The Japanese government’s climate policy and actions, including net-zero by 2050 and a 46% reduction target in 2030, are evaluated as “insufficient” by climate scientists (2). The company needs to strengthen its policy and actions beyond what the government has committed.
If the company is “earnestly” working on climate action, there is no reason for them to refuse to add our proposals to their article of incorporation. By adding them, the company can appeal to the national and the global market as one of the leading financial institutions that work to tackle climate change.
(2) The amendment of the Articles of Incorporation is the only way climate-related resolutions can avoid being rejected under Japan’s law
The company stated, “the Articles of Incorporation stipulate fundamental policies in the operation of a company, and therefore is inappropriate to stipulate matters concerning individual and specific business execution” and that our proposals fall into such cases. However, in light of the Companies Act of Japan, this is the only way shareholder proposals can avoid being rejected by the company as unlawful.
(3) Provisions in our proposals are fundamental policies that do not change very frequently
The company explained, “Changes to the Articles of Incorporation require a special resolution at the General Meeting of Shareholders, therefore, if this proposal is approved, it will make it difficult for the Company to respond and adjust flexibly.” However, it is unclear what kind of flexible responses and adjustments are difficult to make by the company. Our proposals stipulate a broad framework that requires disclosure of business plans, including short and mid-term targets consistent with the Paris goals and lending consistent with the net-zero emission scenario, which is not subject to change very frequently.

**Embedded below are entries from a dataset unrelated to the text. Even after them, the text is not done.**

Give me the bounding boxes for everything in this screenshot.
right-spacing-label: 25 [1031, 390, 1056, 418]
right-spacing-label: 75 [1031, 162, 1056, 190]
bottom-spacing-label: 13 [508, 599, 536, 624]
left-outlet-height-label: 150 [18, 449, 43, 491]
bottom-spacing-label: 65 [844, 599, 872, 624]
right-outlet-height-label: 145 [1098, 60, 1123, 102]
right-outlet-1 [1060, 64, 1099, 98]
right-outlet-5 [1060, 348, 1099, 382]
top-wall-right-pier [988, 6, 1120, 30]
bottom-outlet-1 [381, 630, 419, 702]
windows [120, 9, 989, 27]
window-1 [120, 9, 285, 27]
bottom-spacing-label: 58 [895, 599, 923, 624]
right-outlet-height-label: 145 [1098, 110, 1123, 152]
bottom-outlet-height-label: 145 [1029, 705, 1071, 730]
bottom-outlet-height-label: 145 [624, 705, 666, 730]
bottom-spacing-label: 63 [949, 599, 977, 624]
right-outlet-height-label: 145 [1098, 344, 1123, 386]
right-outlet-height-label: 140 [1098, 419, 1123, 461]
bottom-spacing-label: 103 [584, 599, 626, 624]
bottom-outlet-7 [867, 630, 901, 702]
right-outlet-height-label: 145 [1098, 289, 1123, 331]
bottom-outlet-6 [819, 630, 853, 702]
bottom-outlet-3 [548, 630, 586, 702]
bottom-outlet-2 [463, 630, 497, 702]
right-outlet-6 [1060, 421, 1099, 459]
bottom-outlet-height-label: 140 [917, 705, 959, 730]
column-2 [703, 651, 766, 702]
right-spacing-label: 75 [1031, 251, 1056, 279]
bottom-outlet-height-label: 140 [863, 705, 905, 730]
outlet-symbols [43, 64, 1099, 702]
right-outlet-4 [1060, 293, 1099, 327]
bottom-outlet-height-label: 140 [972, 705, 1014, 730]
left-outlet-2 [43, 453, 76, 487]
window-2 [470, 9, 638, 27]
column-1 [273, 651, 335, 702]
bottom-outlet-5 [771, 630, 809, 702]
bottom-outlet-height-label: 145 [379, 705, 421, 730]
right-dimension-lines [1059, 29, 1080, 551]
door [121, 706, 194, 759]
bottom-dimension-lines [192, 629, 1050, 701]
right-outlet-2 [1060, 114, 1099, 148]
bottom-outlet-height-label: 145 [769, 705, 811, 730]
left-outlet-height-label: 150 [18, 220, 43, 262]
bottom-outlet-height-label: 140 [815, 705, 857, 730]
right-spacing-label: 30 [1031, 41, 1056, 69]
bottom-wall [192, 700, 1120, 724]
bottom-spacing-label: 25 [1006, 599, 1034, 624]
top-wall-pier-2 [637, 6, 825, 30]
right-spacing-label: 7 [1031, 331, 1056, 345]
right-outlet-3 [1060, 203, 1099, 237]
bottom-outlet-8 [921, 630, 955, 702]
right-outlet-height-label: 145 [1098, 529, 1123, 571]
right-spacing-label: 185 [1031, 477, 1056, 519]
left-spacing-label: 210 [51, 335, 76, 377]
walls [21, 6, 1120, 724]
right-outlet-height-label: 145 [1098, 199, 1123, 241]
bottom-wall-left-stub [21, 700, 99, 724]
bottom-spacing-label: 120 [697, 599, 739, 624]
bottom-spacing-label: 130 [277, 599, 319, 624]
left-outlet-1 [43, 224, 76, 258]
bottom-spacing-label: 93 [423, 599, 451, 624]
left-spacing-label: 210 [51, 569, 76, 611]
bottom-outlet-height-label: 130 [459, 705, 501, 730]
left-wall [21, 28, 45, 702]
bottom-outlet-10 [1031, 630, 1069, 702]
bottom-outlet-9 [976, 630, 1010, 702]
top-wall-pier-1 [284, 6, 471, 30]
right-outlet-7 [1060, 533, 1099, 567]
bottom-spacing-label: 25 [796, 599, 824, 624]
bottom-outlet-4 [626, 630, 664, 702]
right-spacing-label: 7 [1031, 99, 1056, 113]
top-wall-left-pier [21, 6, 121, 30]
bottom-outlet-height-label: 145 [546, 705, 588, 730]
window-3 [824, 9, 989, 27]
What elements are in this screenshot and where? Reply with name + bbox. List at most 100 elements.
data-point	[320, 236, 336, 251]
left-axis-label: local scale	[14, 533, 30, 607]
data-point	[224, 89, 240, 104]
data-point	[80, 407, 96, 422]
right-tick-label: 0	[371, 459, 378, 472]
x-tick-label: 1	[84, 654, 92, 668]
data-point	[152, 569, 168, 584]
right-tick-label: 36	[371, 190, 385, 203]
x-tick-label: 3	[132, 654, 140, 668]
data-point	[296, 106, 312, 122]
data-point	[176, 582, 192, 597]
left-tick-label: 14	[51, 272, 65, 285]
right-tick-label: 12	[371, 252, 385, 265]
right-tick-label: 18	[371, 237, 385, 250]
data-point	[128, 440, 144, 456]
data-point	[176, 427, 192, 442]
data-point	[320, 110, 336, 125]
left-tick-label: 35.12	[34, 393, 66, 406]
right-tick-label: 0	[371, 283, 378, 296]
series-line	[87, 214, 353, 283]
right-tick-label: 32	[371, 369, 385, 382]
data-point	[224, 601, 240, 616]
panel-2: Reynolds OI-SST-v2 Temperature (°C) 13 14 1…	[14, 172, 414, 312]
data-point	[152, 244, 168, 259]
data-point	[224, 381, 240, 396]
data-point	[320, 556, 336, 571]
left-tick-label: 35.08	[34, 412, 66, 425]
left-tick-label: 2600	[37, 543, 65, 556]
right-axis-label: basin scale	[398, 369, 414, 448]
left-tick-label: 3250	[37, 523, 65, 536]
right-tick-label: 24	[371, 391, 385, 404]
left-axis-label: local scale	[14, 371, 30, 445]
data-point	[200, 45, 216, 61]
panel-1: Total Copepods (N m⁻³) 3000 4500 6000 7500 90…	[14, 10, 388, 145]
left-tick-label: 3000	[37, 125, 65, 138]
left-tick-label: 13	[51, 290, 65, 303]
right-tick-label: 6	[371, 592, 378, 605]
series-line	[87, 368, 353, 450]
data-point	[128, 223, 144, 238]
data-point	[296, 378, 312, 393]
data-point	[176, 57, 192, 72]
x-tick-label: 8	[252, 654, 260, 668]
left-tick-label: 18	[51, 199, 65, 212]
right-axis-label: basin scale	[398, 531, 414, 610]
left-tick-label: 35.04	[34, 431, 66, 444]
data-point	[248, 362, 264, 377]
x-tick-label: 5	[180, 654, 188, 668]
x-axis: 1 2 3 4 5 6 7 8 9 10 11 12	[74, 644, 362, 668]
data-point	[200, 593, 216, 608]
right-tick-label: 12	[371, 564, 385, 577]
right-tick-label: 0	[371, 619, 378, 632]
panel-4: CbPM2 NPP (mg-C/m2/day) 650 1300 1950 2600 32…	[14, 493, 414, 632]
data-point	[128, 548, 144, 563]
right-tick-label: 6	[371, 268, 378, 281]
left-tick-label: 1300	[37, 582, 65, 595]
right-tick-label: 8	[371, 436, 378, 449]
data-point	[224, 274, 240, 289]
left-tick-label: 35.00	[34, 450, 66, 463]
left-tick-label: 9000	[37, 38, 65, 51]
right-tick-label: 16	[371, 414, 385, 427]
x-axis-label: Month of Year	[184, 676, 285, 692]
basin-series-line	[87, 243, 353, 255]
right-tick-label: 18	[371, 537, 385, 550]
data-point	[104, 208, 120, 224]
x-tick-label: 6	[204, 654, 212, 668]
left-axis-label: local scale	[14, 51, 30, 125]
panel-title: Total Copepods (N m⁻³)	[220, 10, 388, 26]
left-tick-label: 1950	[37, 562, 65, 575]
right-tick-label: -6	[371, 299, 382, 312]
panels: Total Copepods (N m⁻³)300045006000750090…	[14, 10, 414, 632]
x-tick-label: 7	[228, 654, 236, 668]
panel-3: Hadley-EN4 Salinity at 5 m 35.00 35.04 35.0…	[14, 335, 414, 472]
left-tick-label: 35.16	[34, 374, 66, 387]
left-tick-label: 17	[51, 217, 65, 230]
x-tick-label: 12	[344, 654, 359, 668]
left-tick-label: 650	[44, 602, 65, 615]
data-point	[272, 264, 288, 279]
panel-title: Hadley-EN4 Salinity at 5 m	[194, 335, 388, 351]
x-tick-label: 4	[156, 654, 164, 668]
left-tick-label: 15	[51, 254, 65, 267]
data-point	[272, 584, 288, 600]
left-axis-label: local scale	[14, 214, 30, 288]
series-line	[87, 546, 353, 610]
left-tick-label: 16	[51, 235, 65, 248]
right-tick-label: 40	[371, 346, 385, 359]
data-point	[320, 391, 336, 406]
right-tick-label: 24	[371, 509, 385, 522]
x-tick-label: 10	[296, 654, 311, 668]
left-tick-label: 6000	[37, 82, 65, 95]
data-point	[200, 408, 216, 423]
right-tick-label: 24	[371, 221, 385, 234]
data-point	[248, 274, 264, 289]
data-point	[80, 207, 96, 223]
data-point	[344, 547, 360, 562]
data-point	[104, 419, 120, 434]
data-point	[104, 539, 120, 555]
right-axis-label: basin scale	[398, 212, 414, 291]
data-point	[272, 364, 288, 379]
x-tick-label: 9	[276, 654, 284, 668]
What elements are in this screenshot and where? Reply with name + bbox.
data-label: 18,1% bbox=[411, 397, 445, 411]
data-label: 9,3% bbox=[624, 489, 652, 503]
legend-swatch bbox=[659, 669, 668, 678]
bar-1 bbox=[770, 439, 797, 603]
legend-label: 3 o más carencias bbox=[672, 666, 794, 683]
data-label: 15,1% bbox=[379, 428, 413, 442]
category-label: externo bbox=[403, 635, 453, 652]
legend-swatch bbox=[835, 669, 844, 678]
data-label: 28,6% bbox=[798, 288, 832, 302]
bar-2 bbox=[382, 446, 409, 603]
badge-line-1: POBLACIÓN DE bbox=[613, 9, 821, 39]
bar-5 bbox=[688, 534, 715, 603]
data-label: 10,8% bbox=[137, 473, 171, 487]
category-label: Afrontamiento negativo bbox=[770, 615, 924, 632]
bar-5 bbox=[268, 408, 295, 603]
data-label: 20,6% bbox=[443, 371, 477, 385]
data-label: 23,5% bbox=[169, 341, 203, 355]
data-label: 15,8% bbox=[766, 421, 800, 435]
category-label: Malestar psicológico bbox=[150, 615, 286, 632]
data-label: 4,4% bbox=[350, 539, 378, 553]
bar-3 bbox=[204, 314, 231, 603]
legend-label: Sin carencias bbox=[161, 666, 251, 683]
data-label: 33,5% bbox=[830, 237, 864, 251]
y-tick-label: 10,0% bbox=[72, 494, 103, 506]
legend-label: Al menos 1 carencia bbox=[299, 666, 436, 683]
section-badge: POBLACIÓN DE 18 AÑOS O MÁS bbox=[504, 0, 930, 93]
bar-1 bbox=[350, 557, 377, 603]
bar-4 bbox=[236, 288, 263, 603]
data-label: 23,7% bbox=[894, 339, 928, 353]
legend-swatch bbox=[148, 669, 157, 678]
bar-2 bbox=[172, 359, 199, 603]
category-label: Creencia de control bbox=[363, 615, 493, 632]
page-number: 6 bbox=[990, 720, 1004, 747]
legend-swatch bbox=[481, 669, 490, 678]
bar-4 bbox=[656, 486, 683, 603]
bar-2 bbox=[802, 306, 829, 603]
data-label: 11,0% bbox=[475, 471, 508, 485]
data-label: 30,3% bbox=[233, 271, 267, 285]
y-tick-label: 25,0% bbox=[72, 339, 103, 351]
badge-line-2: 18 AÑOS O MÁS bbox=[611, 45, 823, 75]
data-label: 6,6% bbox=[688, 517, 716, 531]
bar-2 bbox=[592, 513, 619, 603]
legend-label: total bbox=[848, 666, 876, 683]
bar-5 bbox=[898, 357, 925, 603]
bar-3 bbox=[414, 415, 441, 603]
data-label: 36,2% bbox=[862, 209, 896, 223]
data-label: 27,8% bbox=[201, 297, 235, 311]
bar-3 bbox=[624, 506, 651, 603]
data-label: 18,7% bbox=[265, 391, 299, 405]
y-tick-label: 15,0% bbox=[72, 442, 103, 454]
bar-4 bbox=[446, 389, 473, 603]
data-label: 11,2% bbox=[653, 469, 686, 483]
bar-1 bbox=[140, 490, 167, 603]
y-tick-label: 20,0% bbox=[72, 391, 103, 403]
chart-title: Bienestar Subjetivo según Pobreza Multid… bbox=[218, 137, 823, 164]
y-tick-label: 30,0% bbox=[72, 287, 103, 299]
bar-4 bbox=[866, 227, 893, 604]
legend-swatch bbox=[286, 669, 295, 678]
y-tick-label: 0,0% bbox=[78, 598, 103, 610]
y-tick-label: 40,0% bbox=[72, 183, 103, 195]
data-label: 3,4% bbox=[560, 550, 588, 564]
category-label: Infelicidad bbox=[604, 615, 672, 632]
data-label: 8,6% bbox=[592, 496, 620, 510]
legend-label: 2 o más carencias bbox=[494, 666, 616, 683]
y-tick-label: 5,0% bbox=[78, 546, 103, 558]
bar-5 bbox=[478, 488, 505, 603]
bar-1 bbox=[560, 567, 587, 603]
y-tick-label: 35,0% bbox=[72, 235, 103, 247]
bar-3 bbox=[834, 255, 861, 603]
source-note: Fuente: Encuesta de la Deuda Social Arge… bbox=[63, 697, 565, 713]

Given the increasing certainty of scientific findings by the Intergovernmental Panel on Climate Change (IPCC), it is clear that a direction towards net-zero is necessary and our proposals are consistent with the SMBC Group’s own 2050 net-zero target.
- SMBC Group, “Strengthening Efforts against Climate Change” – May 13, 2022 https://www.smbc.co.jp/news_e/pdf/e20220513_03.pdf
- SMBC Group, “Strengthening Efforts against Climate Change” – May 13, 2022 https://www.smfg.co.jp/news_e/pdf/e20220513_04.pdf
- SMBC Group, “Opinion of SMFG’s Board of Directors on Shareholder Proposals” – May 13, 2022 https://www.smfg.co.jp/news_e/pdf/e20220513_02.pdf
- 350.org Japan and others “Press Release: Corporate Japan faces record number of climate shareholder resolutions” April 13, 2022 https://world.350.org/ja/press-release/20220413-en/
- SMBC Group states that the term “upstream business” also includes “integrated oil and gas companies”. Although the details and the company’s definition of “upstream” are not clear, the stages from resource exploration, development, and production in the fossil fuel business are generally referred to as “upstream”, while the stages of refining, marketing, and transportation of the produced fossil fuel are called “downstream”.
- Climate Action Tracker, an international group of climate researchers, rates the Japanese government’s overall climate policy as “insufficient” (as of Feb 10, 2022) , including the path to achieving Net Zero in 2050 and 2030 target of reducing greenhouse gas emissions by 46-50% from 2013 levels.